AFT Awards: Best Actress in a Leading Role


This is the second category of the 10th Annual AFT Film Awards to be announced. The AFT Awards are my own personal choices for the best in film of each year and the best in television of each season. The AFT Film Awards include the traditional Oscar categories and a number of additional specific honors. Nominees are pictured in the order I’ve ranked them and drawn from a pool of approximately 117 films.
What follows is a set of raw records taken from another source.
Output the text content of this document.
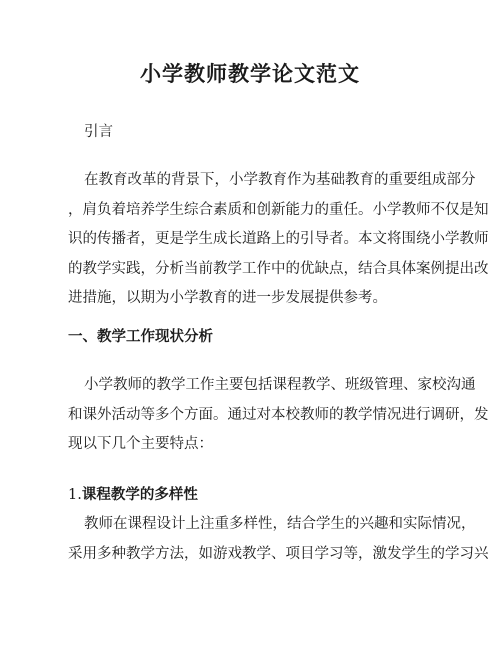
小学教师教学论文范文
引言
在教育改革的背景下，小学教育作为基础教育的重要组成部分
，肩负着培养学生综合素质和创新能力的重任。小学教师不仅是知
识的传播者，更是学生成长道路上的引导者。本文将围绕小学教师
的教学实践，分析当前教学工作中的优缺点，结合具体案例提出改
进措施，以期为小学教育的进一步发展提供参考。
一、教学工作现状分析
小学教师的教学工作主要包括课程教学、班级管理、家校沟通
和课外活动等多个方面。通过对本校教师的教学情况进行调研，发
现以下几个主要特点：
1.课程教学的多样性
教师在课程设计上注重多样性，结合学生的兴趣和实际情况，
采用多种教学方法，如游戏教学、项目学习等，激发学生的学习兴
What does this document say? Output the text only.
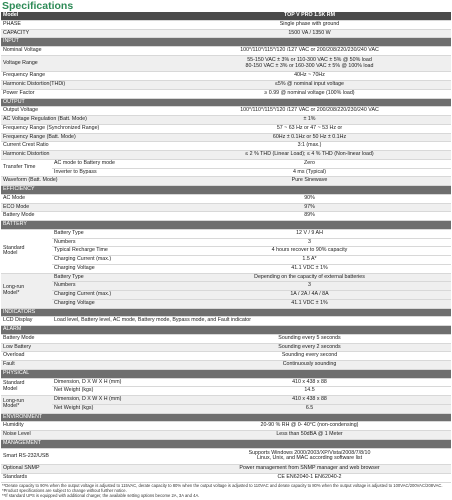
Specifications
Model		TOP V PRO 1.5K RM
PHASE		Single phase with ground
CAPACITY		1500 VA / 1350 W
INPUT		
Nominal Voltage		100*/110*/115*/120 /127 VAC or 200/208/220/230/240 VAC
Voltage Range		55-150 VAC ± 3% or 110-300 VAC ± 5% @ 50% load
80-150 VAC ± 3% or 160-300 VAC ± 5% @ 100% load

Frequency Range		40Hz ~ 70Hz
Harmonic Distortion(THDi)		≤5% @ nominal input voltage
Power Factor		≥ 0.99 @ nominal voltage (100% load)
OUTPUT		
Output Voltage		100*/110*/115*/120 /127 VAC or 200/208/220/230/240 VAC
AC Voltage Regulation (Batt. Mode)		± 1%
Frequency Range (Synchronized Range)		57 ~ 63 Hz or 47 ~ 53 Hz or
Frequency Range (Batt. Mode)		60Hz ± 0.1Hz or 50 Hz ± 0.1Hz
Current Crest Ratio		3:1 (max.)
Harmonic Distortion		≤ 2 % THD (Linear Load); ≤ 4 % THD (Non-linear load)
Transfer Time	AC mode to Battery mode	Zero
	Inverter to Bypass	4 ms (Typical)
Waveform (Batt. Mode)		Pure Sinewave
EFFICIENCY		
AC Mode		90%
ECO Mode		97%
Battery Mode		89%
BATTERY		

Standard
Model	Battery Type	12 V / 9 AH
	Numbers	3
	Typical Recharge Time	4 hours recover to 90% capacity
	Charging Current (max.)	1.5 A*
	Charging Voltage	41.1 VDC ± 1%

Long-run
Model*	Battery Type	Depending on the capacity of external batteries
	Numbers	3
	Charging Current (max.)	1A / 2A / 4A / 8A
	Charging Voltage	41.1 VDC ± 1%
INDICATORS		
LCD Display	Load level, Battery level, AC mode, Battery mode, Bypass mode, and Fault indicator	
ALARM		
Battery Mode		Sounding every 5 seconds
Low Battery		Sounding every 2 seconds
Overload		Sounding every second
Fault		Continuously sounding
PHYSICAL		

Standard
Model	Dimension, D X W X H (mm)	410 x 438 x 88
	Net Weight (kgs)	14.5

Long-run
Model*	Dimension, D X W X H (mm)	410 x 438 x 88
	Net Weight (kgs)	6.5
ENVIRONMENT		
Humidity		20-90 % RH @ 0- 40°C (non-condensing)
Noise Level		Less than 50dBA @ 1 Meter
MANAGEMENT		
Smart RS-232/USB		Supports Windows 2000/2003/XP/Vista/2008/7/8/10
Linux, Unix, and MAC according software list

Optional SNMP		Power management from SNMP manager and web browser
Standards		CE EN62040-1 EN62040-2
**Derate capacity to 90% when the output voltage is adjusted to 115VAC, derate capacity to 80% when the output voltage is adjusted to 110VAC and derate capacity to 80% when the output voltage is adjusted to 100VAC/200VAC/208VAC. *Product specifications are subject to change without further notice.
**If standard UPS is equipped with additional charger, the available setting options become 2A, 3A and 4A.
Click here to see previous years of this category.

Honorable mentions:
Alice Braga (Aquarius), Alicia Vikander (The Light Between Oceans), Andrea Anders (Is That a Gun in Your Pocket?), Caitlin FitzGerald (Always Shine), Greta Gerwig (Maggie's Plan), Ingrid Jungermann (Women Who Kill), Isabelle Huppert (Things to Come), Kristen Stewart (Equals), Lily Rabe (Miss Stevens), Lola Kirke (AWOL), Mackenzie Davis (Always Shine), Margherita Buy (Me Myself and Her), Margherita Buy (Mia Madre), Melanie Lynskey (Little Boxes), Mélanie Thierry (An Eye for Beauty), Meryl Streep (Florence Foster Jenkins), Moran Rosenblatt (Wedding Doll), Natalie Portman (A Tale of Love and Darkness), Natalie Portman (Jackie), Nelly Tagar (Past Life), Rachel Weisz (Complete Unknown), Rachel Weisz (Denial), Ruth Negga (Loving), Sabrina Ferilli (Me Myself and Her), Taraji P. Henson (Hidden Figures), Tilda Swinton (A Bigger Splash), Victoria Summer (Game of Aces)

Runners-up:
Isabelle Huppert (Elle)
Amy Adams (Arrival)
Annette Bening (20th Century Women)
Lamis Ammar (Sand Storm)
Ruba Blal-Asfor (Sand Storm)

The winner:
Emma Stone (La La Land) was charming, sincere, and believable as an actress trying to make it in the business and encountering an epic love story with sweet song and dance.

Other nominees:
Emma Suarez (Julieta) and Adriana Ugarte (Julieta) were two parts of one incredible whole, a film-defining character with deep complexity and two unifying portrayals. Sasha Lane (American Honey) expressed an incredible lust for adventure and excitement as a young woman with her whole life ahead of her. Jodie Whittaker (Adult Life Skills) delivered a refreshingly honest and humorously endearing performance as a grieving sister unable to motivate herself to truly achieve anything.